Discriminant Analysis , A Powerful Classification Technique in Data Mining

Data mining is a collection of analytical techniques to uncover new trends and patterns in massive databases. These data mining techniques stress visualization to thoroughly study the structure of data and to check the validity of the statistical model fit which leads to proactive decision making. Discriminant analysis is one of the data mining tools used to discriminate a single classification variable using multiple attributes. Discriminant analysis also assigns observations to one of the pre-defined groups based on the knowledge of the multi-attributes. When the distribution within each group is assumed to be multivariate normal, a parametric method can be used to develop a discriminant function using a generalized squared distance measure.

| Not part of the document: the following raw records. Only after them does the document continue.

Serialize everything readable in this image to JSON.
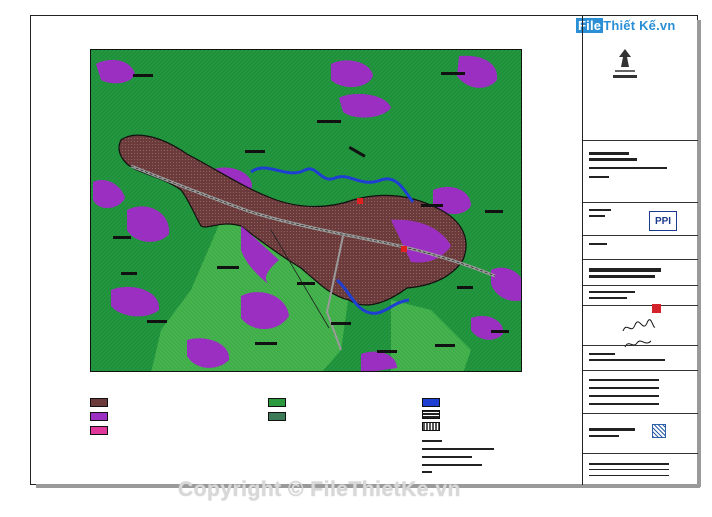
{
  "brand": {
    "file": "File",
    "thiet_ke": "Thiết Kế",
    "vn": ".vn"
  },
  "watermark": "Copyright © FileThietKe.vn",
  "title_block": {
    "ppi_label": "PPI"
  },
  "legend": {
    "title": "",
    "items": [
      {
        "color": "#6b3b3b",
        "pattern": "dots",
        "label": ""
      },
      {
        "color": "#9b2fc2",
        "pattern": "plain",
        "label": ""
      },
      {
        "color": "#e0379a",
        "pattern": "plain",
        "label": ""
      },
      {
        "color": "#2b9a3f",
        "pattern": "plain",
        "label": ""
      },
      {
        "color": "#3d7a57",
        "pattern": "plain",
        "label": ""
      },
      {
        "color": "#1e3fd1",
        "pattern": "plain",
        "label": ""
      },
      {
        "color": "#222222",
        "pattern": "hatch",
        "label": ""
      },
      {
        "color": "#555555",
        "pattern": "hatch",
        "label": ""
      }
    ]
  },
  "map_colors": {
    "forest": "#1f8f3a",
    "light_green": "#3fae48",
    "purple": "#9b2fc2",
    "urban": "#6b3b3b",
    "water": "#1e3fd1",
    "road": "#9a9a9a"
  }
}
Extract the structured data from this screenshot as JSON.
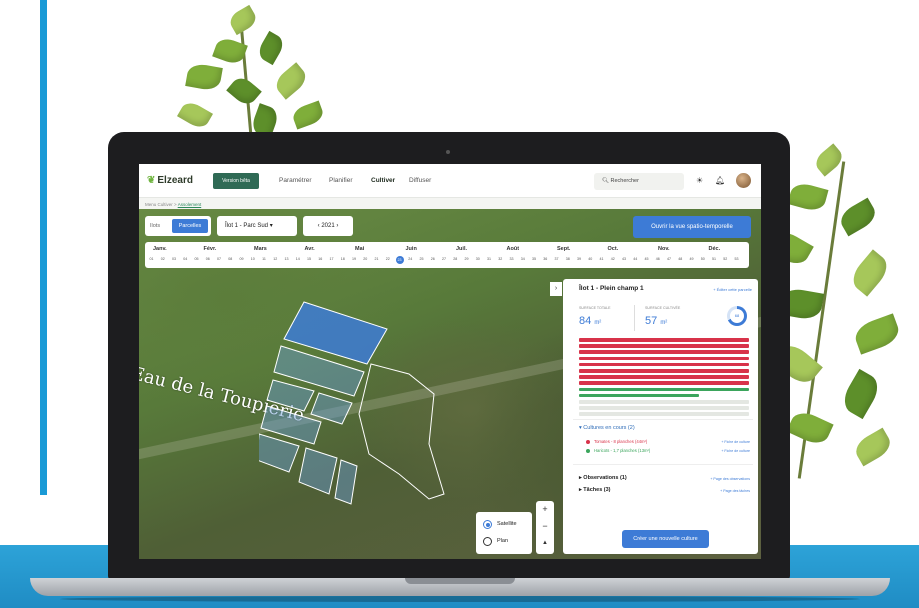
{
  "app": {
    "logo": "Elzeard",
    "beta_label": "Version bêta",
    "nav": [
      "Paramétrer",
      "Planifier",
      "Cultiver",
      "Diffuser"
    ],
    "active_nav": "Cultiver",
    "search_label": "Rechercher",
    "breadcrumb": {
      "parent": "Menu Cultiver",
      "separator": ">",
      "current": "Assolement"
    }
  },
  "toolbar": {
    "tab_ilots": "Ilots",
    "tab_parcelles": "Parcelles",
    "ilot_select": "Îlot 1 - Parc Sud",
    "year": "2021",
    "open_button": "Ouvrir la vue spatio-temporelle"
  },
  "timeline": {
    "months": [
      "Janv.",
      "Févr.",
      "Mars",
      "Avr.",
      "Mai",
      "Juin",
      "Juil.",
      "Août",
      "Sept.",
      "Oct.",
      "Nov.",
      "Déc."
    ],
    "current_week": "23"
  },
  "map": {
    "label": "Eau de la Toupierie"
  },
  "panel": {
    "title": "Îlot 1 - Plein champ 1",
    "edit_link": "+ Éditer cette parcelle",
    "surface_totale_label": "SURFACE TOTALE",
    "surface_totale_value": "84",
    "surface_cultivee_label": "SURFACE CULTIVÉE",
    "surface_cultivee_value": "57",
    "unit": "m²",
    "donut_value": "68",
    "donut_fraction": 0.68,
    "cultures_title": "Cultures en cours (2)",
    "crops": [
      {
        "name": "Tomates - 8 planches (44m²)",
        "color": "#d8334a",
        "link": "+ Fiche de culture"
      },
      {
        "name": "Haricots - 1,7 planches (13m²)",
        "color": "#3ba55c",
        "link": "+ Fiche de culture"
      }
    ],
    "observations_title": "Observations (1)",
    "observations_link": "+ Page des observations",
    "taches_title": "Tâches (3)",
    "taches_link": "+ Page des tâches",
    "create_button": "Créer une nouvelle culture"
  },
  "layers": {
    "satellite": "Satellite",
    "plan": "Plan",
    "selected": "satellite"
  },
  "colors": {
    "accent": "#3d7bd6",
    "brand_green": "#2f6a55",
    "tomato": "#d8334a",
    "bean": "#3ba55c",
    "backdrop_blue": "#1a9ad6"
  }
}
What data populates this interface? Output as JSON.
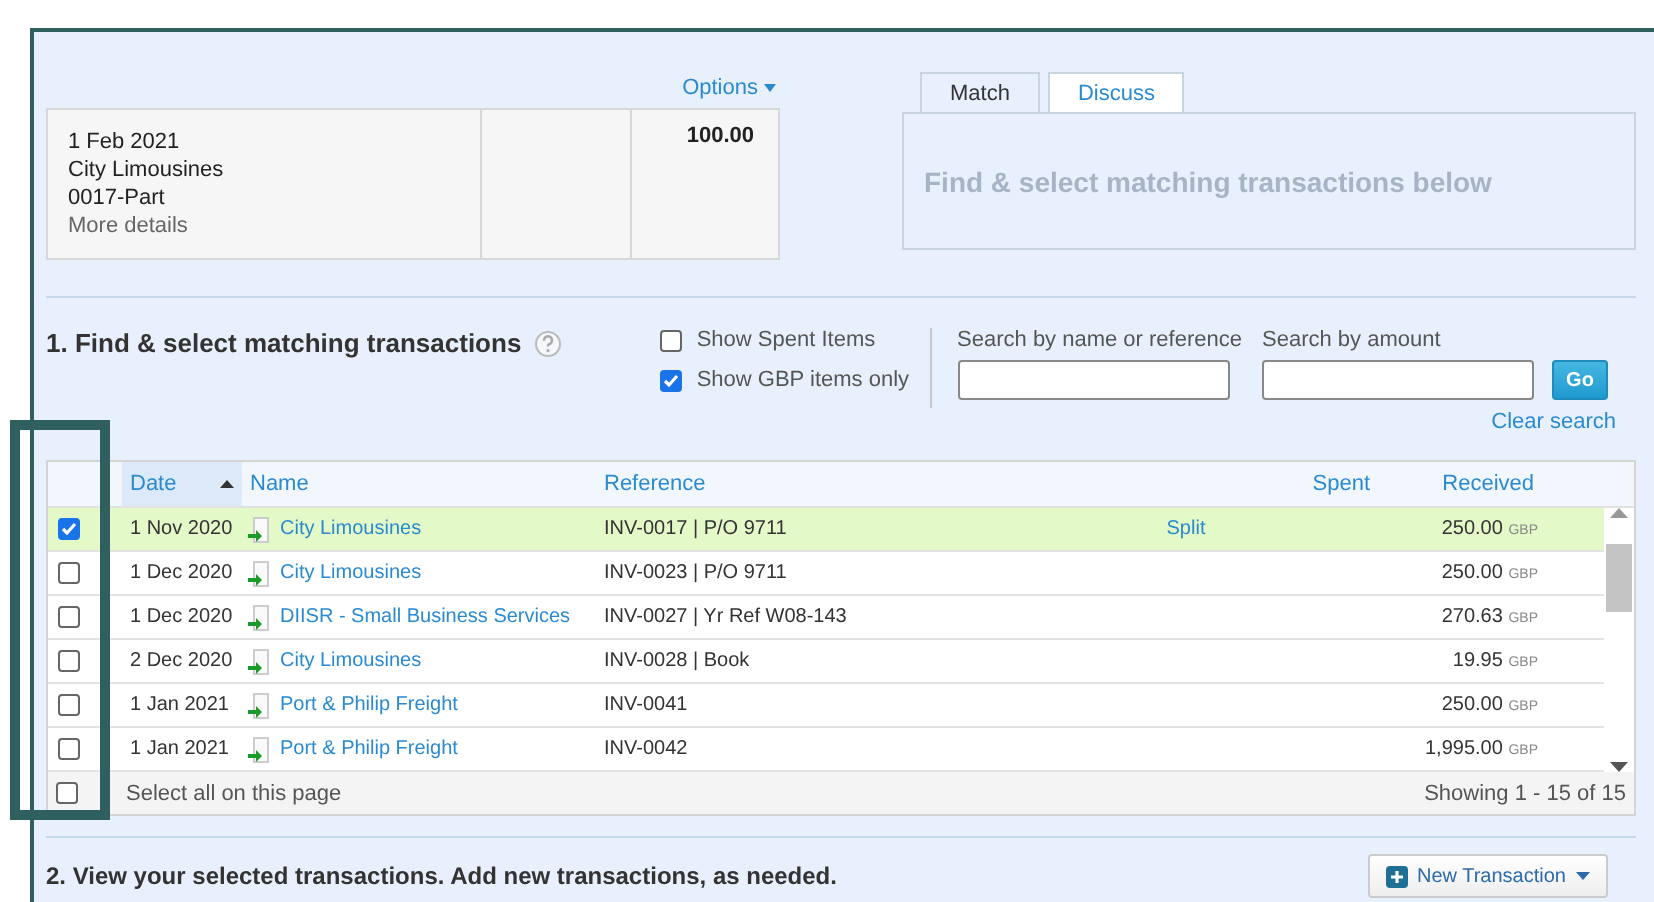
{
  "options": "Options",
  "statement": {
    "date": "1 Feb 2021",
    "payee": "City Limousines",
    "reference": "0017-Part",
    "more": "More details",
    "amount": "100.00"
  },
  "tabs": [
    {
      "label": "Match",
      "selected": true
    },
    {
      "label": "Discuss",
      "selected": false
    }
  ],
  "match_panel": {
    "message": "Find & select matching transactions below"
  },
  "section_1": {
    "title": "1. Find & select matching transactions",
    "filters": [
      {
        "label": "Show Spent Items",
        "checked": false
      },
      {
        "label": "Show GBP items only",
        "checked": true
      }
    ],
    "search_name": {
      "label": "Search by name or reference"
    },
    "search_amount": {
      "label": "Search by amount"
    },
    "go": "Go",
    "clear": "Clear search"
  },
  "table": {
    "columns": [
      {
        "label": "Date",
        "sorted": true
      },
      {
        "label": "Name",
        "sorted": false
      },
      {
        "label": "Reference",
        "sorted": false
      },
      {
        "label": "Spent",
        "sorted": false
      },
      {
        "label": "Received",
        "sorted": false
      }
    ],
    "rows": [
      {
        "date": "1 Nov 2020",
        "name": "City Limousines",
        "reference": "INV-0017 | P/O 9711",
        "split": "Split",
        "received": "250.00",
        "currency": "GBP",
        "checked": true,
        "selected": true
      },
      {
        "date": "1 Dec 2020",
        "name": "City Limousines",
        "reference": "INV-0023 | P/O 9711",
        "received": "250.00",
        "currency": "GBP",
        "checked": false,
        "selected": false
      },
      {
        "date": "1 Dec 2020",
        "name": "DIISR - Small Business Services",
        "reference": "INV-0027 | Yr Ref W08-143",
        "received": "270.63",
        "currency": "GBP",
        "checked": false,
        "selected": false
      },
      {
        "date": "2 Dec 2020",
        "name": "City Limousines",
        "reference": "INV-0028 | Book",
        "received": "19.95",
        "currency": "GBP",
        "checked": false,
        "selected": false
      },
      {
        "date": "1 Jan 2021",
        "name": "Port & Philip Freight",
        "reference": "INV-0041",
        "received": "250.00",
        "currency": "GBP",
        "checked": false,
        "selected": false
      },
      {
        "date": "1 Jan 2021",
        "name": "Port & Philip Freight",
        "reference": "INV-0042",
        "received": "1,995.00",
        "currency": "GBP",
        "checked": false,
        "selected": false
      }
    ],
    "select_all": {
      "label": "Select all on this page",
      "checked": false
    },
    "showing": "Showing 1 - 15 of 15"
  },
  "section_2": {
    "title": "2. View your selected transactions. Add new transactions, as needed.",
    "button": "New Transaction"
  }
}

The classification criterion is based on either the individual within-group covariance matrices or the pooled covariance matrix that also takes into account the prior probabilities of the classes. Non-parametric discriminant methods are based on non-parametric group-specific probability densities. Either a kernel or the k-nearest-neighbor method can be used to generate a non-parametric density estimate in each group and to produce a classification criterion. The performance of a discriminant criterion could be evaluated by estimating probabilities of mis-classification of future observations. A user-friendly SAS application utilizing the latest capabilities of SAS macro to perform discriminant analysis is presented here. Car93 data containing multi-attributes is used to demonstrate the features of discriminant analysis in discriminating the three price groups, “LOW”, “MOD”, and “HIGH” groups.